From Shaman’s Circle, 1996, by Nancy Wood
The forest was an ancient tangle, so dense that whispers
could not be heard between the leaves, so tall
That birds became caught in branches and never reached
the sunlight, but spent their lives in the twilight
Layer where moss hung like ropes and the mist of ages
clung thickly to the air. Trees grew like sentinels
To history, older than animals, birds, or fish ever dreamed
of becoming when they were young and believed
That life would last forever. Those trees knew forever meant
long centuries of observation of weather, birds,
And animals, also ferns and moss, the sliding nature of
rocks embedded in mud and the temperament of snails.

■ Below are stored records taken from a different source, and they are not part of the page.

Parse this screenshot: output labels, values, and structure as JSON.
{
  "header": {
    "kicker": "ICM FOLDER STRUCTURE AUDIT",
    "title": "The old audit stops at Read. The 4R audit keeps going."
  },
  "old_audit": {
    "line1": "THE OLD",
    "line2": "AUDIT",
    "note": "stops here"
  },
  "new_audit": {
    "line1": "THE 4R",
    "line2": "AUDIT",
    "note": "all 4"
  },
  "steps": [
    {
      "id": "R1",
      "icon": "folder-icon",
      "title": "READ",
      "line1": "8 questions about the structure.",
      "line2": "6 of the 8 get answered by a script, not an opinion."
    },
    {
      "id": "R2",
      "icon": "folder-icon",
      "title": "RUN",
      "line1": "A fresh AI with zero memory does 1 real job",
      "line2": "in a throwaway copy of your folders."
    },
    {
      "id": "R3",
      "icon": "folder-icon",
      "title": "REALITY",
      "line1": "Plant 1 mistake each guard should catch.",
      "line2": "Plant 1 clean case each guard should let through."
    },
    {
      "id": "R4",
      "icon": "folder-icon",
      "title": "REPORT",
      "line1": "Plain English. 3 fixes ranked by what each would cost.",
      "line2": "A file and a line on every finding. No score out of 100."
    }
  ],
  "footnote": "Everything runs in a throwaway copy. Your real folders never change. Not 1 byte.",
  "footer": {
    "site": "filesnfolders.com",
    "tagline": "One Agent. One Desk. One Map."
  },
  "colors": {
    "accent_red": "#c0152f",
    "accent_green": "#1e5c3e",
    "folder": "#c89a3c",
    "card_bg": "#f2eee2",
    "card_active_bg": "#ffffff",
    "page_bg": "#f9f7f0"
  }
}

Those trees grew up knowing all about one another, side by
side in a moss-green light, comforted by wind trying
To get between them and by rain falling in vertical shafts
anxious to penetrate their dry roots.
Those trees were necessary for balance, harmony, and beauty
in the world. All the animals and birds knew their importance
And spent their days and nights honoring their existence. Then brazen
people came and looked at the trees with calculating eyes.
They built roads and trails, then they cut them down, those ancient,
The trees fell gracefully, according to their nature,
one by one, with moans heard by birds and snails,
While in the river fish hid in dark pools. As the trees fell
they said: We bore witness to our time and
Each of you shall bear witness to a different time. Then,
where each tree fell, a child of destruction sprang up.